Dancer Fitzgerald Sample (DFS)
- Company type: Private
- Industry: Advertising
- Founded: 1923
- Defunct: 1987
- Fate: Acquired by Saatchi & Saatchi
- Successor: Saatchi & Saatchi DFS (renamed back to Saatchi & Saatchi later on)
- Headquarters: New York City, United States
- Subsidiaries: The Program Exchange (1979–1987)

= Dancer Fitzgerald Sample =

American advertising agency

Dancer Fitzgerald Sample (DFS and later DFS-Dorland) was a Madison Avenue advertising agency during the 20th century. It was founded in Chicago in 1923, and was acquired and merged into the Saatchi & Saatchi network in the 1980s.

==History==
The agency was founded in 1923 by Hill Blackett and John Glen Sample, in Chicago. E. Frank Hummert joined the agency in 1927, and it was renamed Blackett–Sample–Hummert, even though Hummert was never a partner in the company. Blackett left company management, despite remaining a partner, when he was commissioned into the U.S. Navy in 1942. Hummert left the company at the end of 1943, forming Hummert Radio Productions with his wife Anne. Sample, after unsuccessful attempts to buy out the absent Blackett, announced that they would allow the firm to dissolve when their partnership agreement expired in 1944, and that he would enter a new partnership with B-S-H president Howard M. "Mix" Dancer at that time. These plans were later altered to terminate the partnership earlier, on January 1, 1944, with Blackett forming his own firm and Dancer and Sample adding as a partner Clifford L. Fitzgerald, then a B-S-H vice president and director. Sample left the agency in 1948 and moved full-time to Florida, where he became a real-estate developer; Dancer died while on vacation in Antigua in 1958. The company itself moved from Chicago to New York in 1948 to be closer to the center of the television business.

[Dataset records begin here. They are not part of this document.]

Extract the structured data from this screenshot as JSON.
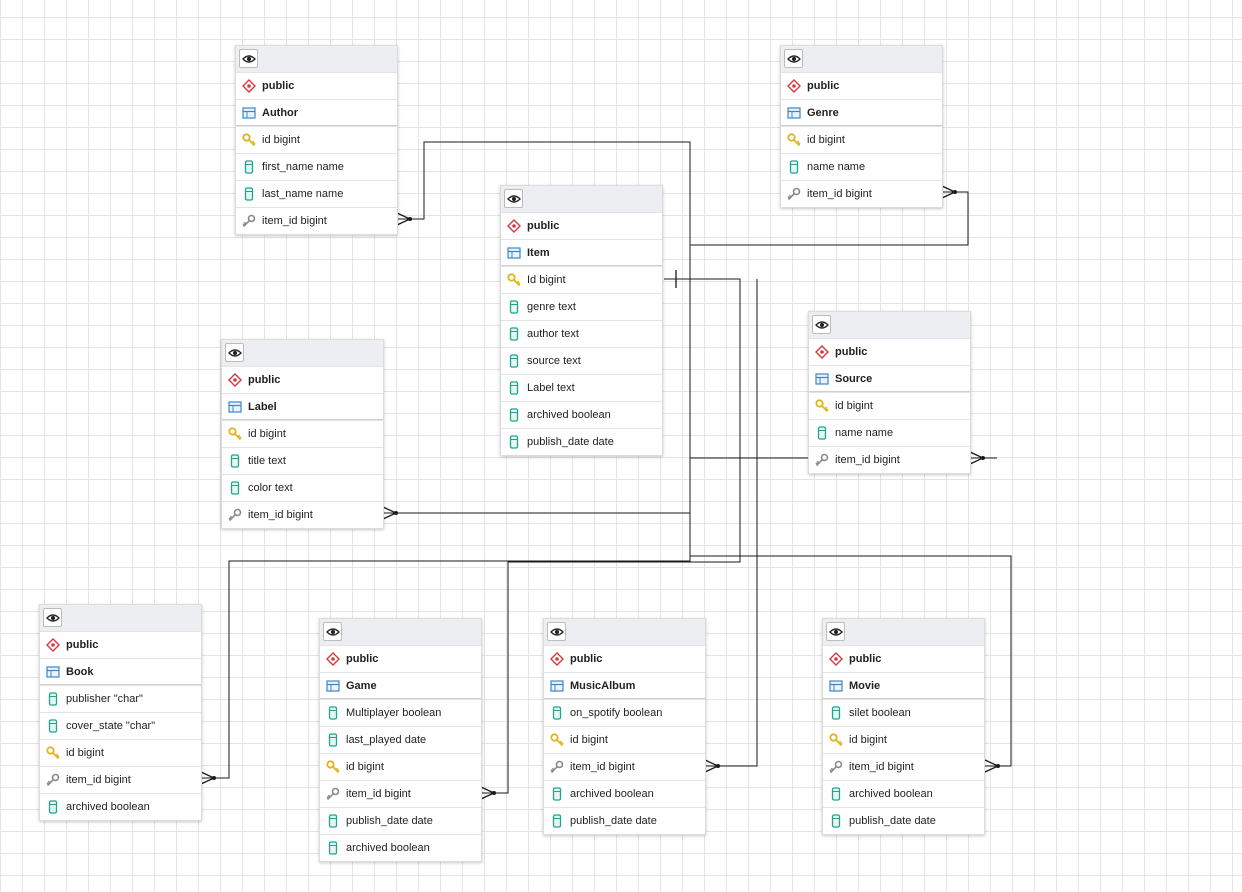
{
  "tables": [
    {
      "key": "author",
      "schema": "public",
      "name": "Author",
      "columns": [
        {
          "icon": "key-icon",
          "label": "id bigint"
        },
        {
          "icon": "column-icon",
          "label": "first_name name"
        },
        {
          "icon": "column-icon",
          "label": "last_name name"
        },
        {
          "icon": "foreign-key-icon",
          "label": "item_id bigint"
        }
      ]
    },
    {
      "key": "genre",
      "schema": "public",
      "name": "Genre",
      "columns": [
        {
          "icon": "key-icon",
          "label": "id bigint"
        },
        {
          "icon": "column-icon",
          "label": "name name"
        },
        {
          "icon": "foreign-key-icon",
          "label": "item_id bigint"
        }
      ]
    },
    {
      "key": "item",
      "schema": "public",
      "name": "Item",
      "columns": [
        {
          "icon": "key-icon",
          "label": "Id bigint"
        },
        {
          "icon": "column-icon",
          "label": "genre text"
        },
        {
          "icon": "column-icon",
          "label": "author text"
        },
        {
          "icon": "column-icon",
          "label": "source text"
        },
        {
          "icon": "column-icon",
          "label": "Label text"
        },
        {
          "icon": "column-icon",
          "label": "archived boolean"
        },
        {
          "icon": "column-icon",
          "label": "publish_date date"
        }
      ]
    },
    {
      "key": "source",
      "schema": "public",
      "name": "Source",
      "columns": [
        {
          "icon": "key-icon",
          "label": "id bigint"
        },
        {
          "icon": "column-icon",
          "label": "name name"
        },
        {
          "icon": "foreign-key-icon",
          "label": "item_id bigint"
        }
      ]
    },
    {
      "key": "label",
      "schema": "public",
      "name": "Label",
      "columns": [
        {
          "icon": "key-icon",
          "label": "id bigint"
        },
        {
          "icon": "column-icon",
          "label": "title text"
        },
        {
          "icon": "column-icon",
          "label": "color text"
        },
        {
          "icon": "foreign-key-icon",
          "label": "item_id bigint"
        }
      ]
    },
    {
      "key": "book",
      "schema": "public",
      "name": "Book",
      "columns": [
        {
          "icon": "column-icon",
          "label": "publisher \"char\""
        },
        {
          "icon": "column-icon",
          "label": "cover_state \"char\""
        },
        {
          "icon": "key-icon",
          "label": "id bigint"
        },
        {
          "icon": "foreign-key-icon",
          "label": "item_id bigint"
        },
        {
          "icon": "column-icon",
          "label": "archived boolean"
        }
      ]
    },
    {
      "key": "game",
      "schema": "public",
      "name": "Game",
      "columns": [
        {
          "icon": "column-icon",
          "label": "Multiplayer boolean"
        },
        {
          "icon": "column-icon",
          "label": "last_played date"
        },
        {
          "icon": "key-icon",
          "label": "id bigint"
        },
        {
          "icon": "foreign-key-icon",
          "label": "item_id bigint"
        },
        {
          "icon": "column-icon",
          "label": "publish_date date"
        },
        {
          "icon": "column-icon",
          "label": "archived boolean"
        }
      ]
    },
    {
      "key": "music-album",
      "schema": "public",
      "name": "MusicAlbum",
      "columns": [
        {
          "icon": "column-icon",
          "label": "on_spotify boolean"
        },
        {
          "icon": "key-icon",
          "label": "id bigint"
        },
        {
          "icon": "foreign-key-icon",
          "label": "item_id bigint"
        },
        {
          "icon": "column-icon",
          "label": "archived boolean"
        },
        {
          "icon": "column-icon",
          "label": "publish_date date"
        }
      ]
    },
    {
      "key": "movie",
      "schema": "public",
      "name": "Movie",
      "columns": [
        {
          "icon": "column-icon",
          "label": "silet boolean"
        },
        {
          "icon": "key-icon",
          "label": "id bigint"
        },
        {
          "icon": "foreign-key-icon",
          "label": "item_id bigint"
        },
        {
          "icon": "column-icon",
          "label": "archived boolean"
        },
        {
          "icon": "column-icon",
          "label": "publish_date date"
        }
      ]
    }
  ],
  "relationships": [
    {
      "from": "author",
      "to": "item"
    },
    {
      "from": "genre",
      "to": "item"
    },
    {
      "from": "source",
      "to": "item"
    },
    {
      "from": "label",
      "to": "item"
    },
    {
      "from": "book",
      "to": "item"
    },
    {
      "from": "game",
      "to": "item"
    },
    {
      "from": "music-album",
      "to": "item"
    },
    {
      "from": "movie",
      "to": "item"
    }
  ],
  "colors": {
    "schema_icon": "#d9363e",
    "table_icon": "#3c86c6",
    "key_icon": "#e2b418",
    "column_icon": "#1fa58d",
    "foreign_key_icon": "#8a8a8a",
    "link_line": "#1a1a1a"
  }
}
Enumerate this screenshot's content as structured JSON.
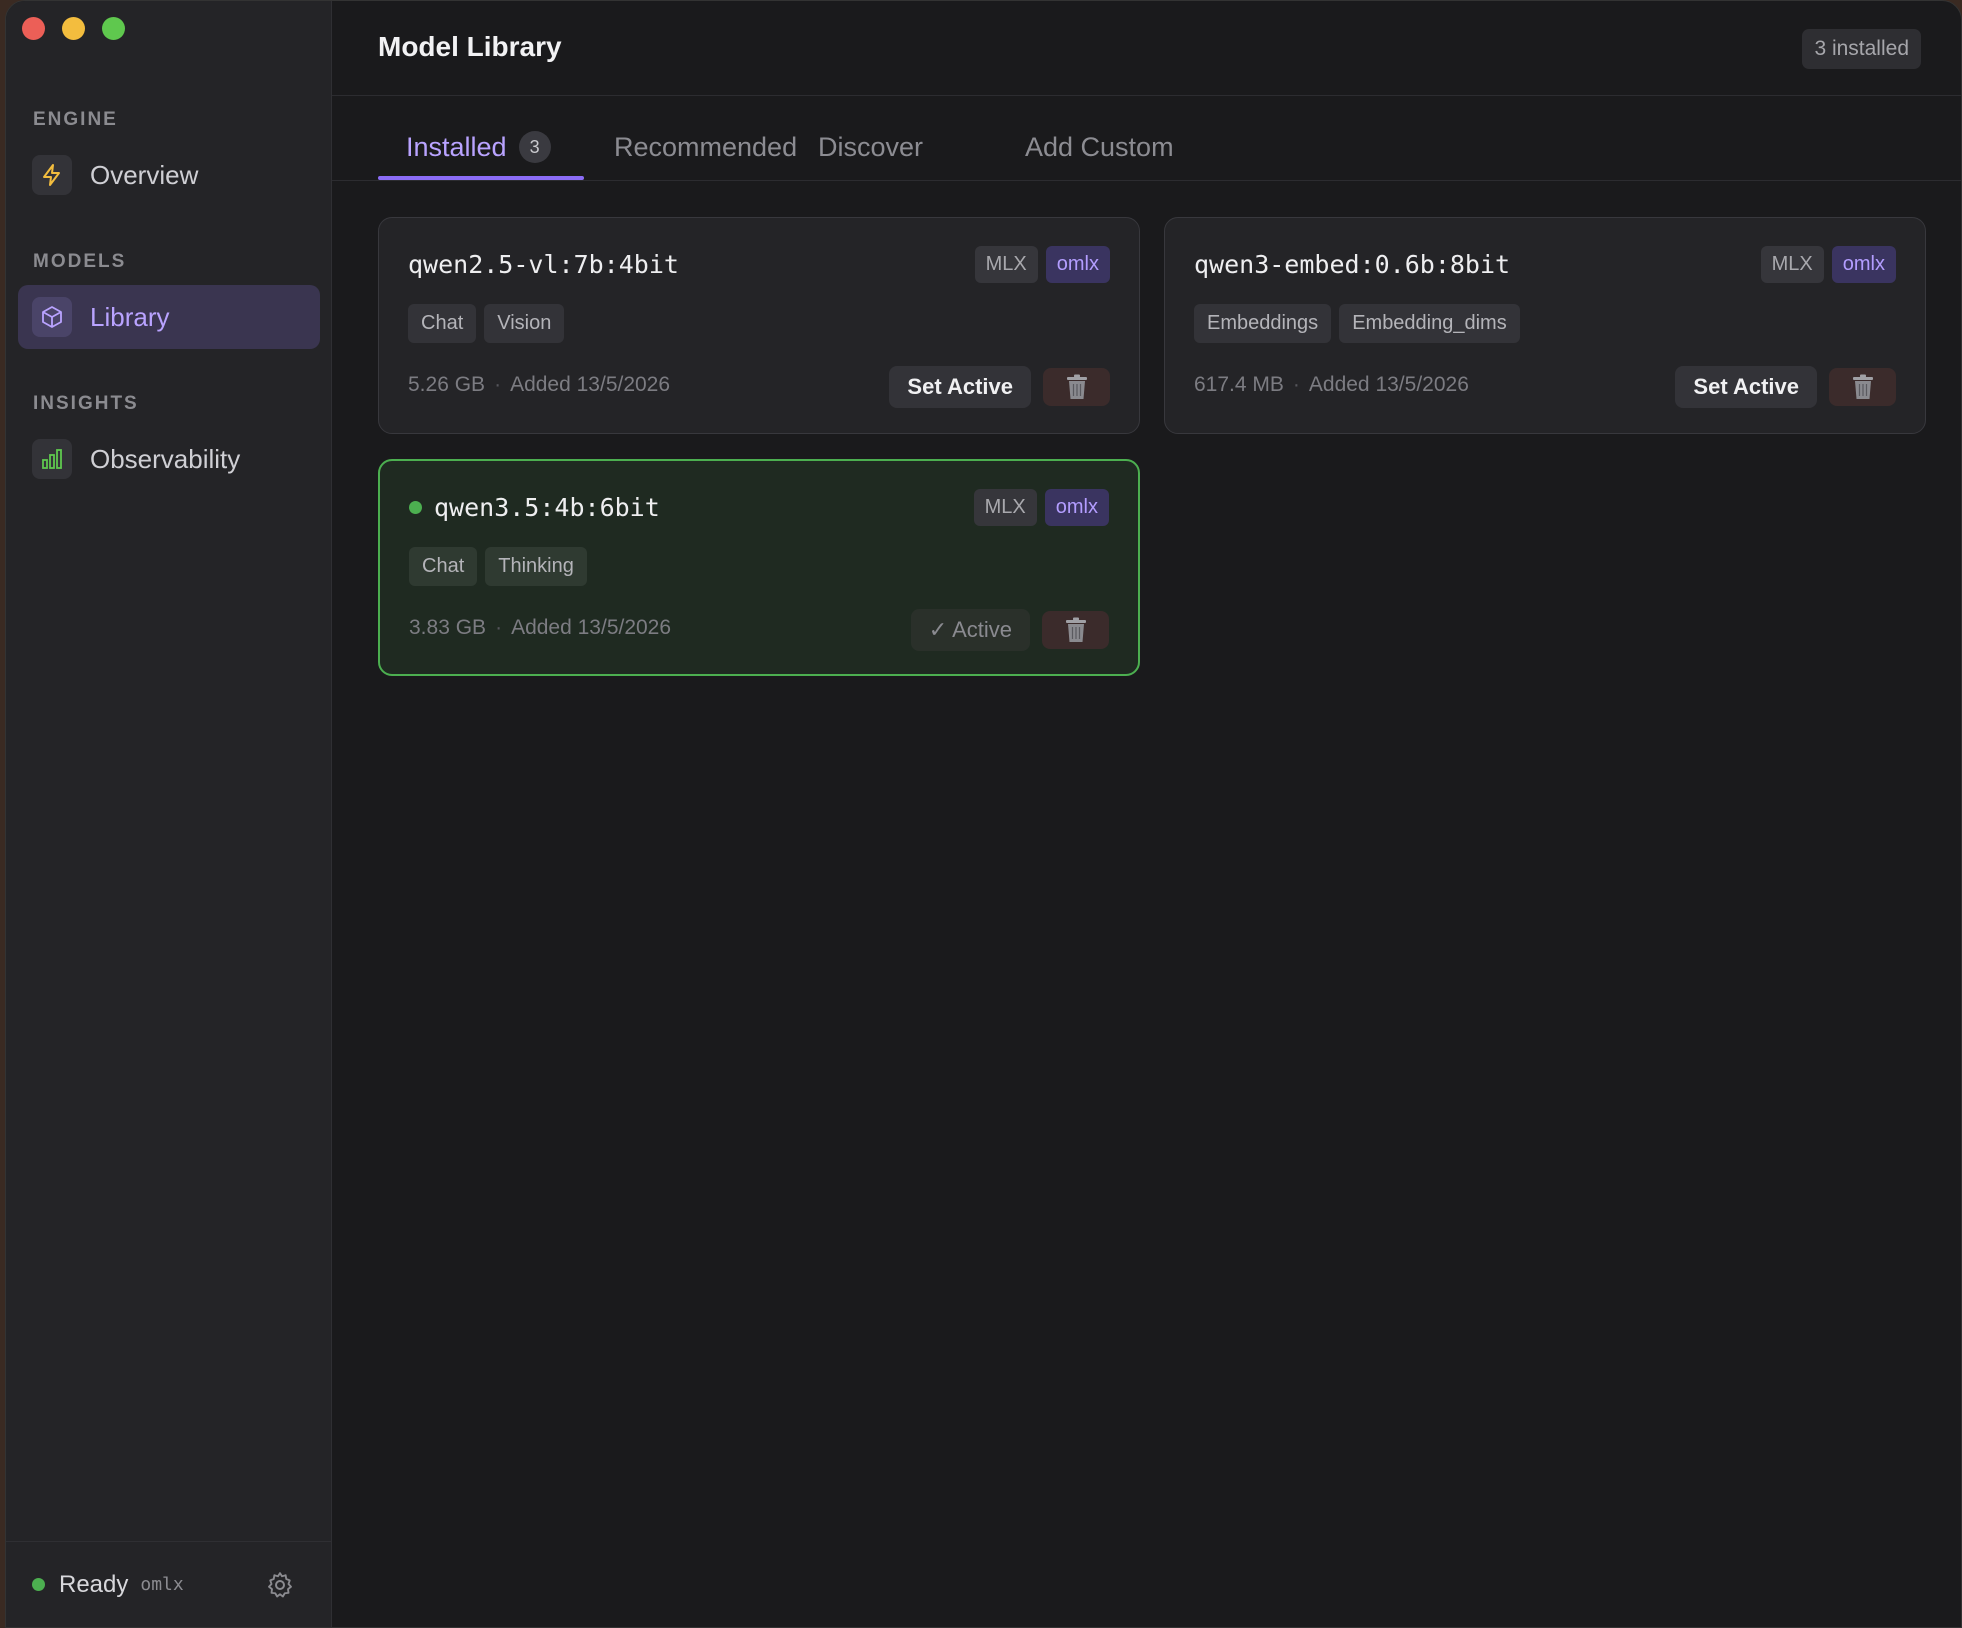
{
  "sidebar": {
    "sections": [
      {
        "label": "ENGINE",
        "items": [
          {
            "label": "Overview",
            "icon": "lightning-icon"
          }
        ]
      },
      {
        "label": "MODELS",
        "items": [
          {
            "label": "Library",
            "icon": "cube-icon",
            "active": true
          }
        ]
      },
      {
        "label": "INSIGHTS",
        "items": [
          {
            "label": "Observability",
            "icon": "bar-chart-icon"
          }
        ]
      }
    ],
    "status": {
      "text": "Ready",
      "engine": "omlx"
    }
  },
  "header": {
    "title": "Model Library",
    "count_label": "3 installed"
  },
  "tabs": [
    {
      "label": "Installed",
      "badge": "3",
      "active": true
    },
    {
      "label": "Recommended"
    },
    {
      "label": "Discover"
    },
    {
      "label": "Add Custom"
    }
  ],
  "models": [
    {
      "name": "qwen2.5-vl:7b:4bit",
      "format": "MLX",
      "engine": "omlx",
      "tags": [
        "Chat",
        "Vision"
      ],
      "size": "5.26 GB",
      "added": "Added 13/5/2026",
      "action": "Set Active",
      "active": false
    },
    {
      "name": "qwen3-embed:0.6b:8bit",
      "format": "MLX",
      "engine": "omlx",
      "tags": [
        "Embeddings",
        "Embedding_dims"
      ],
      "size": "617.4 MB",
      "added": "Added 13/5/2026",
      "action": "Set Active",
      "active": false
    },
    {
      "name": "qwen3.5:4b:6bit",
      "format": "MLX",
      "engine": "omlx",
      "tags": [
        "Chat",
        "Thinking"
      ],
      "size": "3.83 GB",
      "added": "Added 13/5/2026",
      "action": "✓ Active",
      "active": true
    }
  ],
  "colors": {
    "accent": "#8b6cf6",
    "active_green": "#4caf50"
  }
}
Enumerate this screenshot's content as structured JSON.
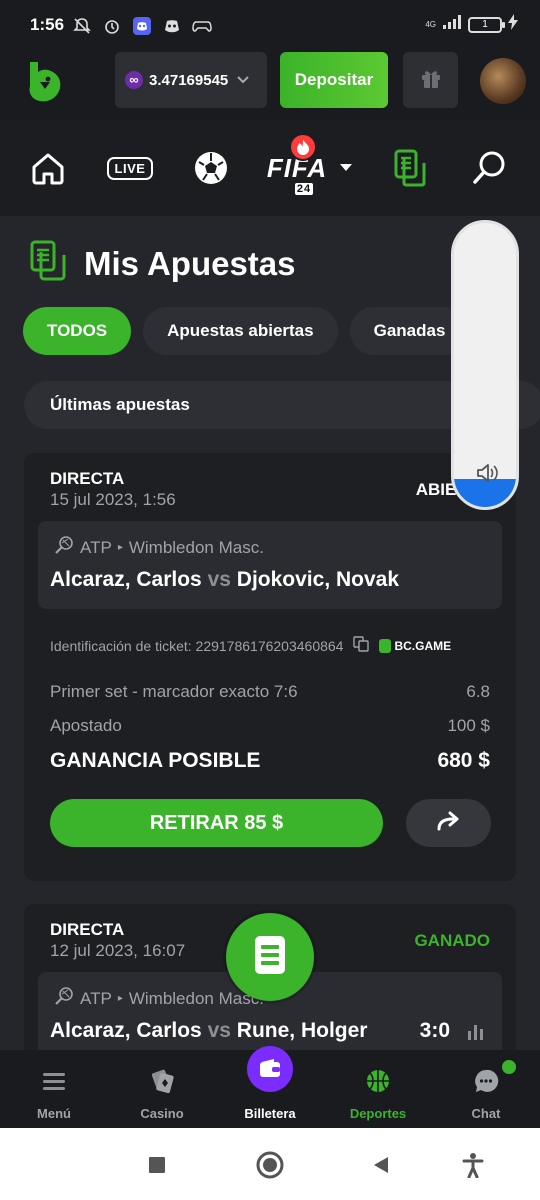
{
  "status_bar": {
    "time": "1:56",
    "network": "4G",
    "battery": "1"
  },
  "header": {
    "balance": "3.47169545",
    "deposit_label": "Depositar",
    "icons": [
      "logo-icon",
      "currency-icon",
      "chevron-down-icon",
      "gift-icon",
      "avatar"
    ]
  },
  "nav": {
    "live_label": "LIVE",
    "fifa_label": "FIFA",
    "fifa_year": "24",
    "icons": [
      "home-icon",
      "soccer-ball-icon",
      "bets-icon",
      "search-icon"
    ]
  },
  "page": {
    "title": "Mis Apuestas"
  },
  "tabs": [
    {
      "label": "TODOS",
      "active": true
    },
    {
      "label": "Apuestas abiertas",
      "active": false
    },
    {
      "label": "Ganadas",
      "active": false
    }
  ],
  "latest_label": "Últimas apuestas",
  "volume": {
    "level": 0.1
  },
  "bets": [
    {
      "type": "DIRECTA",
      "date": "15 jul 2023, 1:56",
      "status": "ABIERTA",
      "league": "ATP",
      "tournament": "Wimbledon Masc.",
      "home": "Alcaraz, Carlos",
      "vs": "vs",
      "away": "Djokovic, Novak",
      "ticket_label": "Identificación de ticket:",
      "ticket_id": "2291786176203460864",
      "brand": "BC.GAME",
      "market": "Primer set - marcador exacto 7:6",
      "odds": "6.8",
      "stake_label": "Apostado",
      "stake": "100 $",
      "payout_label": "GANANCIA POSIBLE",
      "payout": "680 $",
      "cashout_label": "RETIRAR 85 $"
    },
    {
      "type": "DIRECTA",
      "date": "12 jul 2023, 16:07",
      "status": "GANADO",
      "league": "ATP",
      "tournament": "Wimbledon Masc.",
      "home": "Alcaraz, Carlos",
      "vs": "vs",
      "away": "Rune, Holger",
      "score": "3:0"
    }
  ],
  "bottom_nav": [
    {
      "label": "Menú",
      "icon": "menu-icon"
    },
    {
      "label": "Casino",
      "icon": "casino-icon"
    },
    {
      "label": "Billetera",
      "icon": "wallet-icon"
    },
    {
      "label": "Deportes",
      "icon": "basketball-icon"
    },
    {
      "label": "Chat",
      "icon": "chat-icon"
    }
  ],
  "colors": {
    "accent": "#3bb32a",
    "background": "#24262b",
    "card": "#1e1f23",
    "wallet": "#7b2cff"
  }
}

Dancer Fitzgerald entered the European market in 1970, joining forces with the UK firm Dorland Advertising Holdings to form DFS-Dorland International through an exchange of stock among the two companies' owners. The combined firms reported $237 million in revenues at the time. DFS unwound its interests in DFS-Dorland International in 1979, while maintaining business connections with the London firm.

DFS purchased Val-Mar Studios, a Mexican animation studio in 1959, and became Gamma Productions. It used the studio to produce television cartoons for Jay Ward Productions and Total Television; the studio closed in 1968. Its productions remain in reruns, distributed through The Program Exchange. DFS founded Program Syndication Services in 1973 and The Program Exchange in 1979. DFS acquired the much smaller Gilbert, Felix & Sharf agency in 1979. That same year, DFS left its long-time 347 Madison Avenue office space and two other Manhattan locations to consolidate in the Chrysler Building.

After three years of discussions, on February 24, 1986, Saatchi & Saatchi agreed to fund a $75 million management buyout of Dancer Fitzgerald Sample, under which five DFS managers would create a new company, DFS Management, to buy out the company's 202 shareholders, ultimately merging the new company with Saatchi's much smaller Dorland Advertising under the name DFS Dorland Worldwide. The deal was structured to avoid conflicts of interest between Dancer Fitzgerald's and Saatchi's client bases, but Saatchi & Saatchi would have the option to take complete control at any time. At that time, Dancer Fitzgerald Sample was the thirteenth largest advertising agency in the US, with billings of $876 million and clients including Procter & Gamble, General Mills, Toyota, Sara Lee and RJR Nabisco. The new DFS Dorland Worldwide network was to be operated independently from the Saatchi & Saatchi Compton Worldwide network and was at that time the sixteenth largest agency network in the world.

Saatchi & Saatchi announced on June 22, 1987, that the DFS/Dorland merger would be unwound, and it would pay $25 million to buy out the remaining minority shareholders and merge DFS with its other US unit, Saatchi & Saatchi Compton. At that point the merged business became the largest agency in New York with billings of $2.3 billion. The consolidation ended DFS's relationship with Dorland, which at that point was the third-largest London agency.

==Legacy==
In 1979, DFS created McGruff the Crime Dog.

A famous line to come out of DFS in the 1980s was the pop-culture hit "Where's the beef?" created for Wendy's by DFS creative director Cliff Freeman.

In 1973, they created the Duracell Bunny, which has become an icon in all countries except the United States and Canada.